In Lee’s case, he felt that my work was too much like The Far Side, which I believe had just ceased publication around that time. Today there seems to be many panel cartoons in that vein, but I guess right after Gary Larson left the scene, they didn’t want copies cropping up. I didn’t realize I was doing the same thing, but I must have been influenced enough by Gary that I was drawing weird single panel comics.
But look at this famous Far Side comic panel; still hysterical today, just as it was the day it was published. I felt it was a compliment to be compared to him.

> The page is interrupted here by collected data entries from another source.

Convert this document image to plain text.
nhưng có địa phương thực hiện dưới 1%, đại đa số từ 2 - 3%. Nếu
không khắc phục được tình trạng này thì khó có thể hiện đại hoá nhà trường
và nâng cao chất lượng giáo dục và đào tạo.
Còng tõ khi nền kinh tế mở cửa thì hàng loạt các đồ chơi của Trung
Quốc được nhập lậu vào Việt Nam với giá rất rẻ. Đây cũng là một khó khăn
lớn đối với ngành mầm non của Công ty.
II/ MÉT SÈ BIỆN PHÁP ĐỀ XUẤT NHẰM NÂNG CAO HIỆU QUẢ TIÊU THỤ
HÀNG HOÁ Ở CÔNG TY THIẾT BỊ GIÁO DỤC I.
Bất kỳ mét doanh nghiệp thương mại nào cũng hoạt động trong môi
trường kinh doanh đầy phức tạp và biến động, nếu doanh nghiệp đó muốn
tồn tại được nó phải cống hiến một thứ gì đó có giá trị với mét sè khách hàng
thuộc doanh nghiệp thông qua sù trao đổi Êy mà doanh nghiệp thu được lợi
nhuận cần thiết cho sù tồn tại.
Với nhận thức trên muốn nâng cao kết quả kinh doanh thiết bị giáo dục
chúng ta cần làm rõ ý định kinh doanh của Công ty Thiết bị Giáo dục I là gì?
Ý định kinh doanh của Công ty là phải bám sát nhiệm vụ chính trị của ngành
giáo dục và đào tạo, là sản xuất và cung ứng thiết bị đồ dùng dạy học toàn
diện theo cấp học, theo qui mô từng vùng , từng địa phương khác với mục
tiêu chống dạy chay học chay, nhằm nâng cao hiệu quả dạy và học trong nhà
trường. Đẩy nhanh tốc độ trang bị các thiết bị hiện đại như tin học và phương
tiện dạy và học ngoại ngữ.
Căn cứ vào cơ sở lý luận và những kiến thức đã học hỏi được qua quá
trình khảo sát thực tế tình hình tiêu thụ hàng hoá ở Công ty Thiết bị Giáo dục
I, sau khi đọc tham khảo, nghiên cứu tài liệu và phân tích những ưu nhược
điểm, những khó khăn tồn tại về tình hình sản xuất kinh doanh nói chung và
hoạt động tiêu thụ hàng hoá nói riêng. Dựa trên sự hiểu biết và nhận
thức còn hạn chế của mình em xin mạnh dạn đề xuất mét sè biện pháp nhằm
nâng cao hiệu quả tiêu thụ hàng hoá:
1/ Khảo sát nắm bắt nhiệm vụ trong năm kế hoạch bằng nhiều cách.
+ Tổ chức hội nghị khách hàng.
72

I’ve always loved single panel comics. I’m not sure why, but I was always drawn to them more than comic strips. Maybe it’s the concise nature, where you only have the one space to tell your story in the most economic way. I’m really not sure. I still love Hazel and Charles Addams, Out Our Way, They’ll Do It Every Time, Flubs & Fluffs, Dennis the Menace and so many more. But that’s not to say I don’t enjoy comic strips, but I do find myself drawn the less wordy ones, so maybe that’s why I like panels; they’re less wordy.
In Jay’s case, I remember receiving a personally written note from him, I have it somewhere and I’ll share it some time when I find it, but he encouraged me to continue my work and he asked to buy some of the current submissions and for the next few years I was part of “The New Breed,” which featured single panel cartoons by various cartoonists each day.
I would send the syndicate a bunch, maybe 20 or 25 at a time and they would purchase maybe five of them. They would send back the ones they wanted edited (change this word, move that shading, things like that) and I would make the changes and send the comic back and it was published in about 300 daily newspapers a few weeks later. Many who are published today started cartooning for The New Breed feature. It was a way for them to groom cartoonists before the internet.
I regret not continuing with them after a couple of years. I had started a business and that took off and I guess I became too busy to continue with the comics on a regular basis. A less than smart decision on my part at the time, although I’ve lived a very good life thanks to my business.
I’m ready to start publishing again. I’m preparing comics for daily publication, I keep going back and forth between a strip and my single panel Tomversation comic, which I tend to love more.